Non mi preoccupa affatto, permettetemi, chi esibisce un crocifisso, evoca i Santi che appartengono alla nostra storia, affida l’Italia al Cuore Immacolato di Maria... questo non mi preoccupa. Io invece, da cattolico, mi preoccupo di una Chiesa che esonda dal suo ruolo, che fa troppa politica e si occupa troppo poco di fede, polarizza e divide il mondo cattolico in linea con quello che avviene in politica. Una Chiesa che ha rinunciato alla terzietà a cui Dio la chiama, al punto di identificare il bene della stessa con posizioni politiche contingenti e questionabili. Appare sempre più una Chiesa che ha rinunciato alla “teologia” a favore della “sociologia d’accatto”, una Chiesa ridotta a strumento con fini secolari, una Chiesa che sta perdendo il suo popolo, mentre i preti si stanno estinguendo.
Se oggi sono altri a proporci i simboli propri del cristianesimo, l’anomalia sta in chi da tempo vi ha rinunciato, preferendo ad essi altri vessilli e trasformando la Chiesa in una Ong, svuotata di Cristo, e riempita di altro.

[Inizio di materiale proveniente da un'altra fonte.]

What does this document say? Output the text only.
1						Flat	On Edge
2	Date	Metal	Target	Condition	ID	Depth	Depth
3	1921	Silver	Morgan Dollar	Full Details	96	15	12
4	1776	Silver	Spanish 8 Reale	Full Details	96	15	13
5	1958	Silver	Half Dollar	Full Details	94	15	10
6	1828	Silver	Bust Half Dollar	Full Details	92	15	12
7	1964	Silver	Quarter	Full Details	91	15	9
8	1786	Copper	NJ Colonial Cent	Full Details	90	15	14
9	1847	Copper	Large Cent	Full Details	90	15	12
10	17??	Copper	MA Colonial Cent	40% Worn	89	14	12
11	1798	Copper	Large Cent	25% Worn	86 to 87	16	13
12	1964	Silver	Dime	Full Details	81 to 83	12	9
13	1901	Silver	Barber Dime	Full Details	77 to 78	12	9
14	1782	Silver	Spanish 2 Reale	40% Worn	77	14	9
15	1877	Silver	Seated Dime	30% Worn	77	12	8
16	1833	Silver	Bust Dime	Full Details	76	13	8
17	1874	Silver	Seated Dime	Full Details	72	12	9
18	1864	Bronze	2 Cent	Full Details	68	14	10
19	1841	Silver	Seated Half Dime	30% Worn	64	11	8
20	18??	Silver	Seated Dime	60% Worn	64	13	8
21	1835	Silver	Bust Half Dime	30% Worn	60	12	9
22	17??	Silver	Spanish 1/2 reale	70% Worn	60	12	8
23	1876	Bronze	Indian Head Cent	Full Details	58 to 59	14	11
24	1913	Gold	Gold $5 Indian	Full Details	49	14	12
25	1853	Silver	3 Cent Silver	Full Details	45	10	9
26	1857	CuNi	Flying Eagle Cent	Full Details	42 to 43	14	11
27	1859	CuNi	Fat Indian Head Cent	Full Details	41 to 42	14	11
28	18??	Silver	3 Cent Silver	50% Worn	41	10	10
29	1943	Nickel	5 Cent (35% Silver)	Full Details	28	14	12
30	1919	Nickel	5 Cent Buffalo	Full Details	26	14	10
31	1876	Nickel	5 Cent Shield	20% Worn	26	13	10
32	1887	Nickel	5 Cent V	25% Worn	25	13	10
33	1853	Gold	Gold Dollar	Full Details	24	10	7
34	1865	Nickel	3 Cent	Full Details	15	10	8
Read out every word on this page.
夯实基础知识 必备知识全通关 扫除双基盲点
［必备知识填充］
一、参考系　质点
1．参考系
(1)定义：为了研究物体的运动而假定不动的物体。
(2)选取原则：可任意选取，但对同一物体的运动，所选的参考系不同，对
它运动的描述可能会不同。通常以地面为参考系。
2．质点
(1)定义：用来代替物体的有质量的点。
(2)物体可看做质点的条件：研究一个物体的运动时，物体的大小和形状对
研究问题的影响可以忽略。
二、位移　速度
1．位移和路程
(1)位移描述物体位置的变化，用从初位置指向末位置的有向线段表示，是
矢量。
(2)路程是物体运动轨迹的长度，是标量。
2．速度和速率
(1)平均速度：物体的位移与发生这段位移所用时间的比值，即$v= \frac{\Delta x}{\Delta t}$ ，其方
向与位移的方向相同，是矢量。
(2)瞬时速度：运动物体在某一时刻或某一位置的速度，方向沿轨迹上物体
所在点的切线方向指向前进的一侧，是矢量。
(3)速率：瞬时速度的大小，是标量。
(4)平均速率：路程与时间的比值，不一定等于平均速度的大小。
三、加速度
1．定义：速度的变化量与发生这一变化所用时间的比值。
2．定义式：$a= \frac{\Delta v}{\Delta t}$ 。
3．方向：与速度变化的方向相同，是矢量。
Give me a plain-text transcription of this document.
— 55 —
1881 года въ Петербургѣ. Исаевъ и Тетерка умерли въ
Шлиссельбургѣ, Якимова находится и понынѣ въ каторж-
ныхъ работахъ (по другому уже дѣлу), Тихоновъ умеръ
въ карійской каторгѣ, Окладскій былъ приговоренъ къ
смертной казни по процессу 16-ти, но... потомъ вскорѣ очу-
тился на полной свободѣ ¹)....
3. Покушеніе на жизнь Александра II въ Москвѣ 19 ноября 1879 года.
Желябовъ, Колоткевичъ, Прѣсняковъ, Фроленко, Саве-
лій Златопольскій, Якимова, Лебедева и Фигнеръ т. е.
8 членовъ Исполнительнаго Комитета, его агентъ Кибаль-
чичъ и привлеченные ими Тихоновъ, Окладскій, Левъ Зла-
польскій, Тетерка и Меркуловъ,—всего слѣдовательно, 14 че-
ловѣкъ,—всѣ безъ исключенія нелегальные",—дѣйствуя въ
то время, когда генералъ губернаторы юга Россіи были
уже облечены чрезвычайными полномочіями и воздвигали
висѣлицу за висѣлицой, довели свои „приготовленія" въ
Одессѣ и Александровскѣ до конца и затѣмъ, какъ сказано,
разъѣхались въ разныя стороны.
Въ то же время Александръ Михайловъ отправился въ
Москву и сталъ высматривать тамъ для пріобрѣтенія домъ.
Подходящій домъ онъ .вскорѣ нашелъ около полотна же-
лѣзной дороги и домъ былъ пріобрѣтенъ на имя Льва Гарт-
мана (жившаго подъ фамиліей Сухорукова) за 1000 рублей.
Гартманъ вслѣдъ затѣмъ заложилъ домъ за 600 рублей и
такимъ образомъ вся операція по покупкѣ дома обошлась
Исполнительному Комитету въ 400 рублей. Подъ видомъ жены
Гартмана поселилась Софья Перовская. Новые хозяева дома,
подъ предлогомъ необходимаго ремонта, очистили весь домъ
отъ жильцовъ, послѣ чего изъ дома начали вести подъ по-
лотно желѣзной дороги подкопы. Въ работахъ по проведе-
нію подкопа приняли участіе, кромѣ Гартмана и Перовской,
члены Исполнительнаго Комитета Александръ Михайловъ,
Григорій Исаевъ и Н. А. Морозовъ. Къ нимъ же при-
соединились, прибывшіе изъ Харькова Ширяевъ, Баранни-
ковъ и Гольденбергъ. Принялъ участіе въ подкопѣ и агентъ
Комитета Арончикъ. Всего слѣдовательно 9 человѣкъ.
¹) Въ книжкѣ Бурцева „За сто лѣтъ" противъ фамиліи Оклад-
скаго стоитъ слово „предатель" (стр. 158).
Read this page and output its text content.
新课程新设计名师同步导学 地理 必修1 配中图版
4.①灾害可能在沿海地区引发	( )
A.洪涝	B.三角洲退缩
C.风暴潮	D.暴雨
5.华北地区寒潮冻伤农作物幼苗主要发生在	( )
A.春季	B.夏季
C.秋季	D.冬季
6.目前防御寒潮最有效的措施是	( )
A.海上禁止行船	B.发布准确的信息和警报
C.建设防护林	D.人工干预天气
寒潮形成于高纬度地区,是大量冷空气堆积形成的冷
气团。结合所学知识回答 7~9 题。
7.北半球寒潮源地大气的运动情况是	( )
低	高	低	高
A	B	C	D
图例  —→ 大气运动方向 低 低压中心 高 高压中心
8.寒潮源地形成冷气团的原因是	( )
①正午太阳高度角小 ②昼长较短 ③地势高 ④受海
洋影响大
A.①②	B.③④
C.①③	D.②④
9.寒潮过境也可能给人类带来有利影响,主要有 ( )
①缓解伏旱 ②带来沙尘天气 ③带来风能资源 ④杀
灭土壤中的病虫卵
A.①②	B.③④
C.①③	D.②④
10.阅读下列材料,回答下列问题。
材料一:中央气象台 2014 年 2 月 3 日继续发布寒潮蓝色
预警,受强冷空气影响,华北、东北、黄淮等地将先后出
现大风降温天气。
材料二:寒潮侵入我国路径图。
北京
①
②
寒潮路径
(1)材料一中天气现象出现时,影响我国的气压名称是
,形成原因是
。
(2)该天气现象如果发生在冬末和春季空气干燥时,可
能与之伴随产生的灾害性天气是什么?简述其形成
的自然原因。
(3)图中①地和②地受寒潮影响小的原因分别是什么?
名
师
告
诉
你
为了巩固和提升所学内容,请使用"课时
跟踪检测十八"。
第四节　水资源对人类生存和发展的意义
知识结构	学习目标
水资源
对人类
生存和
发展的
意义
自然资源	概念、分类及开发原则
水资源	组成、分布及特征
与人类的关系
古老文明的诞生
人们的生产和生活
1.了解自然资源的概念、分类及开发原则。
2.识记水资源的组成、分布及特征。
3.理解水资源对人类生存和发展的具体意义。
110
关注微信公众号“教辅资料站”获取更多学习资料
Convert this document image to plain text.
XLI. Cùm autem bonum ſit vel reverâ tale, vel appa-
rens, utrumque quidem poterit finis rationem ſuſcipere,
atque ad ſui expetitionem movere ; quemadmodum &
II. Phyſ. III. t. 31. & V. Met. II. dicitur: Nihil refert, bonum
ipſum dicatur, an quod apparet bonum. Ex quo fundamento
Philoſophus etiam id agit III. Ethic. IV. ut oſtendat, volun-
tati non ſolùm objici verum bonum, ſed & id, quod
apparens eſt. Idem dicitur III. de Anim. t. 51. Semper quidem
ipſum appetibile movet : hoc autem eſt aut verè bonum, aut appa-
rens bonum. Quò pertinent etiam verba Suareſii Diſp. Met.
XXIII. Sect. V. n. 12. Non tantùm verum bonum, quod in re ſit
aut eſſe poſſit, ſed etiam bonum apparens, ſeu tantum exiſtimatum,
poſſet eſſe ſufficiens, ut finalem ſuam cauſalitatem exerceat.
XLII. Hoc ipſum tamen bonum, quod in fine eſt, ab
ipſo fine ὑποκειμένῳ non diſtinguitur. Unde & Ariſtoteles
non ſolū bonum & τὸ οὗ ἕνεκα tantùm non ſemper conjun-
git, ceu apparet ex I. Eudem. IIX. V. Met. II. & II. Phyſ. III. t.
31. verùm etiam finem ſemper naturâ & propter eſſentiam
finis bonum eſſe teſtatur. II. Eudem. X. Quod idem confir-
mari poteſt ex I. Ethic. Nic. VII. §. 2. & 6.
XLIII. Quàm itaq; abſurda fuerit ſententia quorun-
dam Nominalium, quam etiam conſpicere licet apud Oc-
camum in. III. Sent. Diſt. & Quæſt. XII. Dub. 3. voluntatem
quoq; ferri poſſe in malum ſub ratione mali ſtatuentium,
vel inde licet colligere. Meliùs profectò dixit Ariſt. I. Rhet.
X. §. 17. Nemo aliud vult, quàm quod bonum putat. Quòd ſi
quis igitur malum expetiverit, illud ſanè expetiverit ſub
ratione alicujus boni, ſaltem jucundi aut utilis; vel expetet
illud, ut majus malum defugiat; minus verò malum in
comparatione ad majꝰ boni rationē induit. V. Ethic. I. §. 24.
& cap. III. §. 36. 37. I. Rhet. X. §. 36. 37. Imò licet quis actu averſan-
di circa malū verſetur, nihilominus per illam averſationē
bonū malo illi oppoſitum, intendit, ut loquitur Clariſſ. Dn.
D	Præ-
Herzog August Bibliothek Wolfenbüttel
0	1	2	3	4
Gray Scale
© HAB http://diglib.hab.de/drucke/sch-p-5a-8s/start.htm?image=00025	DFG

La crisi che sta vivendo la Chiesa non è tanto dovuta alla carenza di vocazioni, quanto semmai alla perdita della propria identità. Personalmente preferisco chi difende la tradizione cristiana e ne parla in Italia e in Europa, fosse anche per ottenere consenso, a quanti sono invece all’opera per schierarla con i propri più inveterati avversari (aborto, eutanasia, droga libera, distruzione della famiglia naturale, ecc...) e per minimizzarne l’essenza se non addirittura cancellarla.